The employee then commenced an action claiming, among other things, that the employer had discriminated against him on the basis of his disability in violation of the New York State Human Rights Law (“NYSHRL”) and the NYCHRL. After losing on his disability claim in the lower courts, the employee appealed to the Court of Appeals. Consistent with prior decisions under the Americans with Disabilities Act (“ADA”) and the NYSHRL, the state high court confirmed that “indefinite leave is not considered a reasonable accommodation” under the NYSHRL. However, the Court stated, unlike “the State HRL (as well as the ADA) . . . there is no accommodation (whether it be indefinite leave time or any other need created by a disability) that is categorically excluded from the universe of ‘reasonable accommodation’ under the [NYCHRL].” Id. at *4 (internal citations omitted).

The Court of Appeals held that an employer has a higher burden of proof under the NYCHRL. Under both the ADA and the NYSHRL, the employee has the burden of proving that a reasonable accommodation exists that would allow the individual to perform the essential functions of the job. The Romanello court reasoned, however, that unlike its federal and state law counterparts, the NYCHRL “definition of ‘disability’ does not include the term ‘reasonable accommodation’ or the ability to perform a job in a reasonable manner. Rather, the [NYCHRL] defines ‘disability’ solely in terms of impairments.” Id. at *6. The NYCHRL “provides an affirmative defense if the employee cannot, with reasonable accommodation, satisfy the essential requisites of the job.” Id. Therefore, the Court continued, under the NYCHRL “the employer, not the employee, has the ‘pleading obligation’ to prove that the employee could not, with reasonable accommodation, satisfy the essential requisites of the job.” Id.
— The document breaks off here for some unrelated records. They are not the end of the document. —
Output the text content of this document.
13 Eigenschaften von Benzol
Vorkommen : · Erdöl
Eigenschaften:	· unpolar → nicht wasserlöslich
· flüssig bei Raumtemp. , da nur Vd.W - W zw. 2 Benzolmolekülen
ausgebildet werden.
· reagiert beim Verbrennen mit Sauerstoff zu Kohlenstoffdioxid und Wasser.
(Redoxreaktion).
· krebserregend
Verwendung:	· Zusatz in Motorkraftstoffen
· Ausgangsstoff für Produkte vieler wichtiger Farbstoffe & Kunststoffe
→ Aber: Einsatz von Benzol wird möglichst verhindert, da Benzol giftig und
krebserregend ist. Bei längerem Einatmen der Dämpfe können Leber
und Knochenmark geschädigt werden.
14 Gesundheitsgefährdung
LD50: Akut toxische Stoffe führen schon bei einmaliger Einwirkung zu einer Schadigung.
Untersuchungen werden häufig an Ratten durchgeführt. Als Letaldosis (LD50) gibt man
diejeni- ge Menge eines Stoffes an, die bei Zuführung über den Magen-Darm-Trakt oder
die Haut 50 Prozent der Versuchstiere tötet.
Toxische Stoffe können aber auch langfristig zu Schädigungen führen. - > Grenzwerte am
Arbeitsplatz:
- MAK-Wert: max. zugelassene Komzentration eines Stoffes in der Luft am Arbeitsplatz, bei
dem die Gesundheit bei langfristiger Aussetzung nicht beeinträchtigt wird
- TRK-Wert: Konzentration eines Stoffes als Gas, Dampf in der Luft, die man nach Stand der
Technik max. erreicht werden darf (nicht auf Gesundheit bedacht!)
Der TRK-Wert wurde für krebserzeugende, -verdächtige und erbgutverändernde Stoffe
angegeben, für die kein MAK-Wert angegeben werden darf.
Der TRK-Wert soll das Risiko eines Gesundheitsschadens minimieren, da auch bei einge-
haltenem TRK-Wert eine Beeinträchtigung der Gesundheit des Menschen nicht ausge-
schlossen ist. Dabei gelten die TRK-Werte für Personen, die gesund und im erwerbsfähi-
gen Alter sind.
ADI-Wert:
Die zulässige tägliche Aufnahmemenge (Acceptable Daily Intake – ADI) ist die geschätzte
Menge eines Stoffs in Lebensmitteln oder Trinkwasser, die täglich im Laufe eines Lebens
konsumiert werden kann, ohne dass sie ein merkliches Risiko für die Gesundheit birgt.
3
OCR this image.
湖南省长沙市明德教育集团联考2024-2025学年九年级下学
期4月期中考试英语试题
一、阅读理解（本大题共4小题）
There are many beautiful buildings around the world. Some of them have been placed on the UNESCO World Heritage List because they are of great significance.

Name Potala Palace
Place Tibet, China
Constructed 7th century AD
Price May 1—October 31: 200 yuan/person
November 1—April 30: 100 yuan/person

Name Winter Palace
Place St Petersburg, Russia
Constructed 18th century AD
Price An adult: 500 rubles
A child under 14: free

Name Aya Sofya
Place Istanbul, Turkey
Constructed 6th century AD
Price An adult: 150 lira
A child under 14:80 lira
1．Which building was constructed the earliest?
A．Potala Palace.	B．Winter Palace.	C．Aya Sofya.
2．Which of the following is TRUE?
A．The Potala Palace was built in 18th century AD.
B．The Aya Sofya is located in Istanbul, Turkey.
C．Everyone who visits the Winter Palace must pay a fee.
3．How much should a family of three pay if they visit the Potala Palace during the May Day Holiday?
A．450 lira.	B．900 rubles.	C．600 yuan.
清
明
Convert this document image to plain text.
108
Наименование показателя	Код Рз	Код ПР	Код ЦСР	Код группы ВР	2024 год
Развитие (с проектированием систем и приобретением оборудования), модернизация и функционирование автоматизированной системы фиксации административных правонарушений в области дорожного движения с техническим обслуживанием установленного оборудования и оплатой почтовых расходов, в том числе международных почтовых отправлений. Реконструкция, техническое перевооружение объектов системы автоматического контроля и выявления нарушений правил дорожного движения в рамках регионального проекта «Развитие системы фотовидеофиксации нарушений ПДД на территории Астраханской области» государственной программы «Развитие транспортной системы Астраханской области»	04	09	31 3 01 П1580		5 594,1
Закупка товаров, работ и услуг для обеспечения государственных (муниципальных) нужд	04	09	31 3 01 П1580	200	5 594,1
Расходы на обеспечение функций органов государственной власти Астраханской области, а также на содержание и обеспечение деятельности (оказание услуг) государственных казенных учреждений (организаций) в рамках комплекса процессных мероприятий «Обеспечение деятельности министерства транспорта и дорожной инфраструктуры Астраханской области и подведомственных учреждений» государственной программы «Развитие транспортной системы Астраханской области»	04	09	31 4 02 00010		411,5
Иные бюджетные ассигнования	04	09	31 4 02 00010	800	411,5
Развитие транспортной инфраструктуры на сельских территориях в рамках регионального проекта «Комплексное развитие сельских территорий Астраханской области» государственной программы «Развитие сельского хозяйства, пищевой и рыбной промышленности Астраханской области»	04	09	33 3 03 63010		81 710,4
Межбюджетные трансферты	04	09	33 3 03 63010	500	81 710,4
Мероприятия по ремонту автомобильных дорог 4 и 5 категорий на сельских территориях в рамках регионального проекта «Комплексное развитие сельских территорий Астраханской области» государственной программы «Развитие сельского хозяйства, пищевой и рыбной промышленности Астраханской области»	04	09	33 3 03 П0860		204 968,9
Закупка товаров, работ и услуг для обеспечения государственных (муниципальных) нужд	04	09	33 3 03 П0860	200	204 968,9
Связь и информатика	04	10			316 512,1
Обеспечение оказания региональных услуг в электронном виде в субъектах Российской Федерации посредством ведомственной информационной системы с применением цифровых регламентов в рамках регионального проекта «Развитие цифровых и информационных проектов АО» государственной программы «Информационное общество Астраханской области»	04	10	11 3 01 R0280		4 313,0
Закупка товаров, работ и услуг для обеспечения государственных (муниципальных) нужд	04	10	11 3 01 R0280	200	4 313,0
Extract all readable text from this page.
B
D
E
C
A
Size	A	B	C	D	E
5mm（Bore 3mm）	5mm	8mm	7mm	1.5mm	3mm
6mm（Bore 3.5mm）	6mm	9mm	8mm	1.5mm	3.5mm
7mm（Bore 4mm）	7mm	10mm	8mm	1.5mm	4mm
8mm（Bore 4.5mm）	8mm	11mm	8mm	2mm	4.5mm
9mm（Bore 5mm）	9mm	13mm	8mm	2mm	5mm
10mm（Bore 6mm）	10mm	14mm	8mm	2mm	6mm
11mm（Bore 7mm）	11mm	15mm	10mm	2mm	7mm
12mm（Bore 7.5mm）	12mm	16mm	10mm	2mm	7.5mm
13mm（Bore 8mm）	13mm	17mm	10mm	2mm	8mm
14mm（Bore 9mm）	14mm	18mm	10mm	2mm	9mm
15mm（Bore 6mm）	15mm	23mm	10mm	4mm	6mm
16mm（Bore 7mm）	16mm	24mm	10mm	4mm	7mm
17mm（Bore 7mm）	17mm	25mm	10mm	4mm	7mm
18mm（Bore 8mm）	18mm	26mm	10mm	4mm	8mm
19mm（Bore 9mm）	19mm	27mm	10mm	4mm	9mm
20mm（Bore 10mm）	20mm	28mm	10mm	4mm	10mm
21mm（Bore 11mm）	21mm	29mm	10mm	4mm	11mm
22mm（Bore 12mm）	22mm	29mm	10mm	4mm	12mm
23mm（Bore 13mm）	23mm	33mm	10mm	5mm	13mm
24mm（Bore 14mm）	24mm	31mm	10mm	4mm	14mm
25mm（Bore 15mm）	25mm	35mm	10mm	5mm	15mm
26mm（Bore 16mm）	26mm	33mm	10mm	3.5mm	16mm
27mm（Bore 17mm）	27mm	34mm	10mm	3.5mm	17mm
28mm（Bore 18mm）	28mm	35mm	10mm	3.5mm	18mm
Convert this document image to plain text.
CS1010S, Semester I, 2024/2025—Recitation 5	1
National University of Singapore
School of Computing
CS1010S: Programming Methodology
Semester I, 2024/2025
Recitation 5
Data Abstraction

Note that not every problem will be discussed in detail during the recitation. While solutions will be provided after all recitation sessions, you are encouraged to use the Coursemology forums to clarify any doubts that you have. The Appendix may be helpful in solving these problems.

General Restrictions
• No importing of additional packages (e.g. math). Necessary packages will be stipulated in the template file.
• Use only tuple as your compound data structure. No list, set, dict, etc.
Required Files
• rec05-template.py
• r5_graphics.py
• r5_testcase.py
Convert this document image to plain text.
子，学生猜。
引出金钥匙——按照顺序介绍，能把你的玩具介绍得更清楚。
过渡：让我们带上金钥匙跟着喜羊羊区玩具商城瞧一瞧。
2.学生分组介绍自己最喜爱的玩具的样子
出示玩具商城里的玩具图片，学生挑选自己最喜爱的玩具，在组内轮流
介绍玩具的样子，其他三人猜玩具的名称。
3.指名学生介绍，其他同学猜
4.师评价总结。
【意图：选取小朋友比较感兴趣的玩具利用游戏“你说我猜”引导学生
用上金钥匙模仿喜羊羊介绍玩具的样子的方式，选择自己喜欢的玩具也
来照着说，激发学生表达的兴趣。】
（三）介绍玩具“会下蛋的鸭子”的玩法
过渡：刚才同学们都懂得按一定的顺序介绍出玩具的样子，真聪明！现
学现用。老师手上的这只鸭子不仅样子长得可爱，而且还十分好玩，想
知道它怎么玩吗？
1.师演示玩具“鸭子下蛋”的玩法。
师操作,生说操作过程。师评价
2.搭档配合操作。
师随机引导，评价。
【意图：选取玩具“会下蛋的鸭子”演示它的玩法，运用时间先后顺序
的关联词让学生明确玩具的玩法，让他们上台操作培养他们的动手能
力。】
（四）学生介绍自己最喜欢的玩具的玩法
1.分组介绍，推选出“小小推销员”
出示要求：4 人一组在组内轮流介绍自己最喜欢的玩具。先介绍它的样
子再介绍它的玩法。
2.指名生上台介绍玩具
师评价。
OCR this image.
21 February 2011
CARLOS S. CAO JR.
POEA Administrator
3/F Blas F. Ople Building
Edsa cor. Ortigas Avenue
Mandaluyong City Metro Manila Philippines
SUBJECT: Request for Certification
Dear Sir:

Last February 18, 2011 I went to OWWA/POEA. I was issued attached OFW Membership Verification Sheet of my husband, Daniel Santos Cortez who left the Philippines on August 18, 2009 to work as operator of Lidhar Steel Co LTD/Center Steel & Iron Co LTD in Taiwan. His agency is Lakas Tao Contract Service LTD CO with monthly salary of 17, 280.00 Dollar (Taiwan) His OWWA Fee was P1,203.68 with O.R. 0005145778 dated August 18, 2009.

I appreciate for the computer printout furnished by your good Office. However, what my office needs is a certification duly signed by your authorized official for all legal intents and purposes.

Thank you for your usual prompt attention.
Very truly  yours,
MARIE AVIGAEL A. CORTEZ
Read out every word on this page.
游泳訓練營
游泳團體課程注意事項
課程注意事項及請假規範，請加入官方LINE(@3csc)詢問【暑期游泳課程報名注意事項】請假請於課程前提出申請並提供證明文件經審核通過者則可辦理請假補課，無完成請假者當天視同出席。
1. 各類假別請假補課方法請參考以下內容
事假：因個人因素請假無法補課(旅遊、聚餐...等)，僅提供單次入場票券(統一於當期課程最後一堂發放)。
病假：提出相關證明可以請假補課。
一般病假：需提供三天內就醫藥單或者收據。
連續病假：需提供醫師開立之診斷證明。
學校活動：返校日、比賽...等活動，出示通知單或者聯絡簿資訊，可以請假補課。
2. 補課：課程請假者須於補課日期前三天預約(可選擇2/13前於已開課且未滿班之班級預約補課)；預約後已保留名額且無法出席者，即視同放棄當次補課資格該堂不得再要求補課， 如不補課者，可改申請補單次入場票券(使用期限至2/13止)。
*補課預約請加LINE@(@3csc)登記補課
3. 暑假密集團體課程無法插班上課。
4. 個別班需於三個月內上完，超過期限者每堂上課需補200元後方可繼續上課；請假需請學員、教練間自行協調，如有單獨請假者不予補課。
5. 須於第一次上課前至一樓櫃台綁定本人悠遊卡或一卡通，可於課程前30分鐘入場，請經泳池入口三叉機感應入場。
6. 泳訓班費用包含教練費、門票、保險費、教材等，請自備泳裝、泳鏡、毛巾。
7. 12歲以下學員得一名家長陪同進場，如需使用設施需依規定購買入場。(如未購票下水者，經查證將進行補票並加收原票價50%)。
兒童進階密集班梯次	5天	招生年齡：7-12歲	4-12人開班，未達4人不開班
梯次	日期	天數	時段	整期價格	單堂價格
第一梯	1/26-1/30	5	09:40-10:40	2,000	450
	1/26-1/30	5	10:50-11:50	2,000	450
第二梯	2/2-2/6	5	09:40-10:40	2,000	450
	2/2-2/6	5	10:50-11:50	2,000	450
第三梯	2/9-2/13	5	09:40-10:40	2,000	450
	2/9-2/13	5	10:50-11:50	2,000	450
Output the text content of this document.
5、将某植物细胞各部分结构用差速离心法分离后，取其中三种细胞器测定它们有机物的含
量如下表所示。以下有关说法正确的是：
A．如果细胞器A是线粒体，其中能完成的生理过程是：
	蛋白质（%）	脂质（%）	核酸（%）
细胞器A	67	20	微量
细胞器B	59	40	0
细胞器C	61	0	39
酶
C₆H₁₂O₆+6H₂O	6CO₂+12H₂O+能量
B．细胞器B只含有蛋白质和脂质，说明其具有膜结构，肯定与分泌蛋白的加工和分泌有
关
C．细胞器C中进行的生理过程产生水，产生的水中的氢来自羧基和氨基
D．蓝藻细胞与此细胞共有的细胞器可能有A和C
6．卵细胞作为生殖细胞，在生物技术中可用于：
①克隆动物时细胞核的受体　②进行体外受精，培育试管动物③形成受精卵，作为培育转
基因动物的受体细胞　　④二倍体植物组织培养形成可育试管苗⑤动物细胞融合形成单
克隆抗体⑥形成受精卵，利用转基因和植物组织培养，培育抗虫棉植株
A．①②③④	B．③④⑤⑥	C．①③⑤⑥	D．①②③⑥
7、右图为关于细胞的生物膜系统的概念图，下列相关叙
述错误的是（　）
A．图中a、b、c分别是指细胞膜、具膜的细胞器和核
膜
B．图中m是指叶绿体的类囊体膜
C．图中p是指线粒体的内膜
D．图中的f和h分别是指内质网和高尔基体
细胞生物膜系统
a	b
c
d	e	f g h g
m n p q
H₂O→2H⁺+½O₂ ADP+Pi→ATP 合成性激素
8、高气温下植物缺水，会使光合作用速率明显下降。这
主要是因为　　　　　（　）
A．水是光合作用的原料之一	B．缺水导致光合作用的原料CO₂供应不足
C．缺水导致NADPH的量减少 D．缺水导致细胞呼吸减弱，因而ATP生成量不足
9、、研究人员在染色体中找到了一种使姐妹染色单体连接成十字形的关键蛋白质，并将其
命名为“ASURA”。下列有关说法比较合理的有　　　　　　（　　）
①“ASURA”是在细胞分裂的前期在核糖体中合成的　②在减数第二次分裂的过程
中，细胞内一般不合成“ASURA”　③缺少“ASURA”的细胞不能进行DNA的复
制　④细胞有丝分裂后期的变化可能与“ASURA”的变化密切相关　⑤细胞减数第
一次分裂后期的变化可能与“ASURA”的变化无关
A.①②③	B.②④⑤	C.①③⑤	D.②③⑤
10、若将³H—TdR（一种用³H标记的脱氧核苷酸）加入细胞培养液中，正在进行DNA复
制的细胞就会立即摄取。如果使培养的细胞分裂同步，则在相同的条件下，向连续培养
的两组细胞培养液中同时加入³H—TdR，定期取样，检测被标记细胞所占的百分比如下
The Court of Appeals reinstated the employee’s cause of action for disability discrimination under the NYCHRL, because the employer did not meet its pleading or proof burden.

These significantly higher pleading and proof standards for employers not only change how employers will respond to claims under the NYCHRL in their pleadings, but also will make it more difficult for employers to obtain summary judgment dismissing claims under the NYCHRL. The Court’s interpretation of the NYCHRL also highlights the importance of exploring possible accommodations with disabled employees, documenting carefully the steps taken during the necessary “interactive process” between the employee and the employer, and ensuring that adverse employment decisions with respect to disabled employees are justified.